Ou encore le psaume 139 (19-22) O Dieu, si seulement tu faisais mourir le méchant ! Hommes sanguinaires, éloignez-vous de moi ! Ils parlent de toi pour appuyer leurs projets criminels, ils utilisent ton nom pour mentir, eux, tes ennemis ! Éternel, comment pourrais-je ne pas détester ceux qui te détestent, ne pas éprouver du dégoût pour ceux qui te combattent ? Je les déteste de façon absolue, ils sont pour moi des ennemis. Il s’agit des deux exemples les plus connus de cette spiritualité .
Dans le Nouveau Testament
On ne trouve pas de textes d’imprécation dans le Nouveau Testament. Si ce n’est dans la première lettre de Paul aux Thessaloniciens (1Th 2,16). Ce dernier passage connaitra d’ailleurs une sinistre fortune dans certains discours chrétiens à propos des juifs. Il constitue un des passages clefs dans le dossier à charge de l’antisémitisme chrétien.
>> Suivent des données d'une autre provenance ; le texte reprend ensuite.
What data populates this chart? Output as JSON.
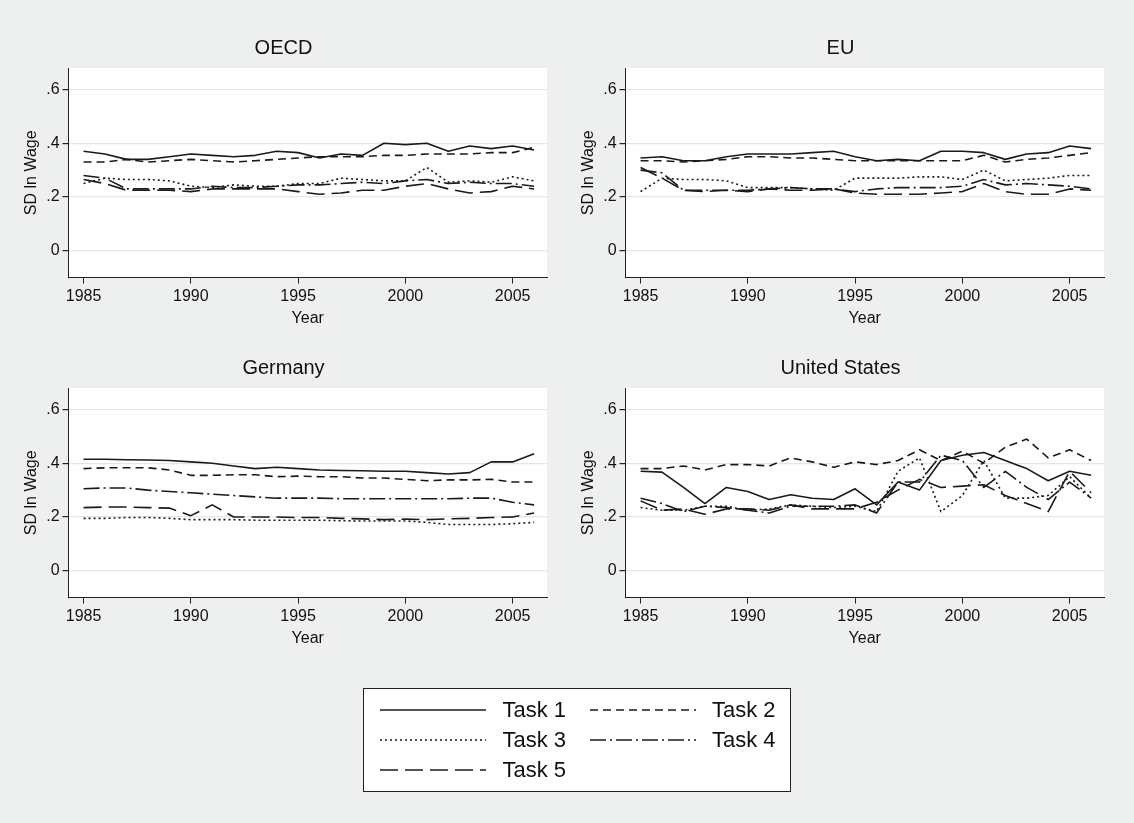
{
  "chart_data": [
    {
      "type": "line",
      "title": "OECD",
      "xlabel": "Year",
      "ylabel": "SD ln Wage",
      "x": [
        1985,
        1986,
        1987,
        1988,
        1989,
        1990,
        1991,
        1992,
        1993,
        1994,
        1995,
        1996,
        1997,
        1998,
        1999,
        2000,
        2001,
        2002,
        2003,
        2004,
        2005,
        2006
      ],
      "xlim": [
        1984.3,
        2006.6
      ],
      "xticks": [
        1985,
        1990,
        1995,
        2000,
        2005
      ],
      "ylim": [
        -0.1,
        0.68
      ],
      "yticks": [
        {
          "value": 0,
          "label": "0"
        },
        {
          "value": 0.2,
          "label": ".2"
        },
        {
          "value": 0.4,
          "label": ".4"
        },
        {
          "value": 0.6,
          "label": ".6"
        }
      ],
      "grid": "y",
      "legend": "bottom",
      "marker": "none",
      "series": [
        {
          "name": "Task 1",
          "color": "#1a1a1a",
          "line_style": "solid",
          "values": [
            0.37,
            0.36,
            0.34,
            0.34,
            0.35,
            0.36,
            0.355,
            0.35,
            0.355,
            0.37,
            0.365,
            0.345,
            0.36,
            0.355,
            0.4,
            0.395,
            0.4,
            0.37,
            0.39,
            0.38,
            0.39,
            0.375
          ]
        },
        {
          "name": "Task 2",
          "color": "#1a1a1a",
          "line_style": "dashed",
          "values": [
            0.33,
            0.33,
            0.34,
            0.33,
            0.335,
            0.34,
            0.335,
            0.33,
            0.335,
            0.34,
            0.345,
            0.35,
            0.35,
            0.35,
            0.355,
            0.355,
            0.36,
            0.36,
            0.36,
            0.365,
            0.365,
            0.385
          ]
        },
        {
          "name": "Task 3",
          "color": "#1a1a1a",
          "line_style": "dotted",
          "values": [
            0.25,
            0.27,
            0.265,
            0.265,
            0.26,
            0.24,
            0.235,
            0.245,
            0.24,
            0.24,
            0.25,
            0.25,
            0.27,
            0.265,
            0.26,
            0.26,
            0.31,
            0.255,
            0.26,
            0.255,
            0.275,
            0.26
          ]
        },
        {
          "name": "Task 4",
          "color": "#1a1a1a",
          "line_style": "dashdot",
          "values": [
            0.28,
            0.27,
            0.23,
            0.23,
            0.23,
            0.23,
            0.24,
            0.235,
            0.235,
            0.24,
            0.245,
            0.245,
            0.25,
            0.255,
            0.25,
            0.26,
            0.265,
            0.25,
            0.255,
            0.25,
            0.25,
            0.24
          ]
        },
        {
          "name": "Task 5",
          "color": "#1a1a1a",
          "line_style": "longdash",
          "values": [
            0.265,
            0.25,
            0.225,
            0.225,
            0.225,
            0.22,
            0.23,
            0.23,
            0.23,
            0.23,
            0.22,
            0.21,
            0.215,
            0.225,
            0.225,
            0.24,
            0.25,
            0.23,
            0.215,
            0.22,
            0.24,
            0.23
          ]
        }
      ]
    },
    {
      "type": "line",
      "title": "EU",
      "xlabel": "Year",
      "ylabel": "SD ln Wage",
      "x": [
        1985,
        1986,
        1987,
        1988,
        1989,
        1990,
        1991,
        1992,
        1993,
        1994,
        1995,
        1996,
        1997,
        1998,
        1999,
        2000,
        2001,
        2002,
        2003,
        2004,
        2005,
        2006
      ],
      "xlim": [
        1984.3,
        2006.6
      ],
      "xticks": [
        1985,
        1990,
        1995,
        2000,
        2005
      ],
      "ylim": [
        -0.1,
        0.68
      ],
      "yticks": [
        {
          "value": 0,
          "label": "0"
        },
        {
          "value": 0.2,
          "label": ".2"
        },
        {
          "value": 0.4,
          "label": ".4"
        },
        {
          "value": 0.6,
          "label": ".6"
        }
      ],
      "grid": "y",
      "marker": "none",
      "series": [
        {
          "color": "#1a1a1a",
          "line_style": "solid",
          "values": [
            0.345,
            0.35,
            0.335,
            0.335,
            0.35,
            0.36,
            0.36,
            0.36,
            0.365,
            0.37,
            0.35,
            0.335,
            0.34,
            0.335,
            0.37,
            0.37,
            0.365,
            0.34,
            0.36,
            0.365,
            0.39,
            0.38
          ]
        },
        {
          "color": "#1a1a1a",
          "line_style": "dashed",
          "values": [
            0.335,
            0.335,
            0.33,
            0.335,
            0.34,
            0.35,
            0.35,
            0.345,
            0.345,
            0.34,
            0.335,
            0.335,
            0.335,
            0.335,
            0.335,
            0.335,
            0.355,
            0.33,
            0.34,
            0.345,
            0.355,
            0.365
          ]
        },
        {
          "color": "#1a1a1a",
          "line_style": "dotted",
          "values": [
            0.22,
            0.27,
            0.265,
            0.265,
            0.26,
            0.235,
            0.235,
            0.235,
            0.23,
            0.225,
            0.27,
            0.27,
            0.27,
            0.275,
            0.275,
            0.265,
            0.3,
            0.26,
            0.265,
            0.27,
            0.28,
            0.28
          ]
        },
        {
          "color": "#1a1a1a",
          "line_style": "dashdot",
          "values": [
            0.3,
            0.29,
            0.225,
            0.225,
            0.225,
            0.225,
            0.23,
            0.235,
            0.23,
            0.23,
            0.22,
            0.23,
            0.235,
            0.235,
            0.235,
            0.24,
            0.265,
            0.245,
            0.25,
            0.245,
            0.24,
            0.23
          ]
        },
        {
          "color": "#1a1a1a",
          "line_style": "longdash",
          "values": [
            0.31,
            0.27,
            0.225,
            0.22,
            0.225,
            0.22,
            0.23,
            0.225,
            0.225,
            0.23,
            0.215,
            0.21,
            0.21,
            0.21,
            0.215,
            0.22,
            0.25,
            0.22,
            0.21,
            0.21,
            0.23,
            0.225
          ]
        }
      ]
    },
    {
      "type": "line",
      "title": "Germany",
      "xlabel": "Year",
      "ylabel": "SD ln Wage",
      "x": [
        1985,
        1986,
        1987,
        1988,
        1989,
        1990,
        1991,
        1992,
        1993,
        1994,
        1995,
        1996,
        1997,
        1998,
        1999,
        2000,
        2001,
        2002,
        2003,
        2004,
        2005,
        2006
      ],
      "xlim": [
        1984.3,
        2006.6
      ],
      "xticks": [
        1985,
        1990,
        1995,
        2000,
        2005
      ],
      "ylim": [
        -0.1,
        0.68
      ],
      "yticks": [
        {
          "value": 0,
          "label": "0"
        },
        {
          "value": 0.2,
          "label": ".2"
        },
        {
          "value": 0.4,
          "label": ".4"
        },
        {
          "value": 0.6,
          "label": ".6"
        }
      ],
      "grid": "y",
      "marker": "none",
      "series": [
        {
          "color": "#1a1a1a",
          "line_style": "solid",
          "values": [
            0.415,
            0.415,
            0.413,
            0.412,
            0.41,
            0.405,
            0.4,
            0.39,
            0.38,
            0.385,
            0.38,
            0.375,
            0.373,
            0.372,
            0.37,
            0.37,
            0.365,
            0.36,
            0.365,
            0.405,
            0.405,
            0.435
          ]
        },
        {
          "color": "#1a1a1a",
          "line_style": "dashed",
          "values": [
            0.38,
            0.383,
            0.383,
            0.383,
            0.375,
            0.355,
            0.355,
            0.357,
            0.357,
            0.35,
            0.352,
            0.35,
            0.35,
            0.345,
            0.345,
            0.34,
            0.335,
            0.338,
            0.338,
            0.34,
            0.33,
            0.33
          ]
        },
        {
          "color": "#1a1a1a",
          "line_style": "dotted",
          "values": [
            0.195,
            0.195,
            0.198,
            0.198,
            0.195,
            0.19,
            0.19,
            0.19,
            0.188,
            0.188,
            0.188,
            0.188,
            0.186,
            0.185,
            0.185,
            0.185,
            0.18,
            0.172,
            0.172,
            0.172,
            0.175,
            0.18
          ]
        },
        {
          "color": "#1a1a1a",
          "line_style": "dashdot",
          "values": [
            0.305,
            0.308,
            0.308,
            0.3,
            0.295,
            0.29,
            0.285,
            0.28,
            0.275,
            0.27,
            0.27,
            0.27,
            0.268,
            0.268,
            0.268,
            0.268,
            0.268,
            0.268,
            0.27,
            0.27,
            0.255,
            0.245
          ]
        },
        {
          "color": "#1a1a1a",
          "line_style": "longdash",
          "values": [
            0.235,
            0.237,
            0.237,
            0.235,
            0.233,
            0.205,
            0.245,
            0.2,
            0.2,
            0.2,
            0.198,
            0.198,
            0.195,
            0.193,
            0.19,
            0.192,
            0.19,
            0.193,
            0.195,
            0.198,
            0.2,
            0.215
          ]
        }
      ]
    },
    {
      "type": "line",
      "title": "United States",
      "xlabel": "Year",
      "ylabel": "SD ln Wage",
      "x": [
        1985,
        1986,
        1987,
        1988,
        1989,
        1990,
        1991,
        1992,
        1993,
        1994,
        1995,
        1996,
        1997,
        1998,
        1999,
        2000,
        2001,
        2002,
        2003,
        2004,
        2005,
        2006
      ],
      "xlim": [
        1984.3,
        2006.6
      ],
      "xticks": [
        1985,
        1990,
        1995,
        2000,
        2005
      ],
      "ylim": [
        -0.1,
        0.68
      ],
      "yticks": [
        {
          "value": 0,
          "label": "0"
        },
        {
          "value": 0.2,
          "label": ".2"
        },
        {
          "value": 0.4,
          "label": ".4"
        },
        {
          "value": 0.6,
          "label": ".6"
        }
      ],
      "grid": "y",
      "marker": "none",
      "series": [
        {
          "color": "#1a1a1a",
          "line_style": "solid",
          "values": [
            0.37,
            0.367,
            0.31,
            0.25,
            0.31,
            0.295,
            0.265,
            0.283,
            0.27,
            0.265,
            0.305,
            0.245,
            0.33,
            0.3,
            0.41,
            0.43,
            0.44,
            0.41,
            0.38,
            0.335,
            0.37,
            0.355
          ]
        },
        {
          "color": "#1a1a1a",
          "line_style": "dashed",
          "values": [
            0.38,
            0.38,
            0.39,
            0.375,
            0.395,
            0.395,
            0.39,
            0.42,
            0.405,
            0.385,
            0.405,
            0.395,
            0.41,
            0.45,
            0.41,
            0.445,
            0.4,
            0.46,
            0.49,
            0.42,
            0.45,
            0.41
          ]
        },
        {
          "color": "#1a1a1a",
          "line_style": "dotted",
          "values": [
            0.235,
            0.225,
            0.225,
            0.24,
            0.24,
            0.225,
            0.23,
            0.245,
            0.24,
            0.235,
            0.24,
            0.22,
            0.37,
            0.42,
            0.22,
            0.28,
            0.41,
            0.27,
            0.27,
            0.28,
            0.35,
            0.27
          ]
        },
        {
          "color": "#1a1a1a",
          "line_style": "dashdot",
          "values": [
            0.27,
            0.25,
            0.22,
            0.24,
            0.235,
            0.225,
            0.215,
            0.24,
            0.24,
            0.24,
            0.245,
            0.215,
            0.33,
            0.33,
            0.43,
            0.41,
            0.31,
            0.37,
            0.31,
            0.265,
            0.33,
            0.27
          ]
        },
        {
          "color": "#1a1a1a",
          "line_style": "longdash",
          "values": [
            0.26,
            0.225,
            0.23,
            0.21,
            0.23,
            0.23,
            0.225,
            0.245,
            0.23,
            0.23,
            0.23,
            0.255,
            0.3,
            0.34,
            0.31,
            0.315,
            0.32,
            0.28,
            0.25,
            0.22,
            0.37,
            0.29
          ]
        }
      ]
    }
  ]
}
Au contraire, certaines paroles de Jésus prennent carrément le contrepied de la logique d’imprécation. Dans le sermon sur la montagne, Jésus dit: « Et moi je vous dis: aimez vos ennemis et priez pour ceux qui vous persécutent » (Mt 5,44). La logique de Jésus est aux antipodes de celles des textes d’imprécation.
On retrouve cette logique sur la croix où Jésus demande à Dieu de pardonner à ses persécuteurs (Lc 23,34).
Comment les interpréter aujourd’hui ?
La question de l’interprétation actuelle de ces psaumes d’imprécation se pose dans les termes suivants. Puisque ces textes font partie du canon des Écritures et qu’ils entrent manifestement en contradiction avec les enseignements de Jésus, comment les chrétiens et chrétiennes d’aujourd’hui doivent-ils les comprendre ? Quelle pratique est-il possible d’en tirer ?
Une réponse habituelle consiste à les considérer comme dépassés par l’enseignement de Jésus. Ils n’ont plus aucune valeur éthique normative. Ils figurent dans la Bible comme de simples témoins de l’ancienne alliance afin de faire comprendre toute la valeur de la nouvelle.
Une autre réponse s’appuie sur des constats psychologies et textuels. Elle fait tout d’abord remarquer que la violence souhaitée est remise entre les mains de Dieu qui peut souverainement décider d’en faire usage ou pas. L’orant ne demande pas le soutien divin dans un acte de violence dont il serait lui-même l’auteur. Cette prière permet donc de « vider » le désir de violence vers Dieu au lieu qu’elle pollue les relations humaines. Elle aurait donc un rôle psycho-spirituel bénéfique.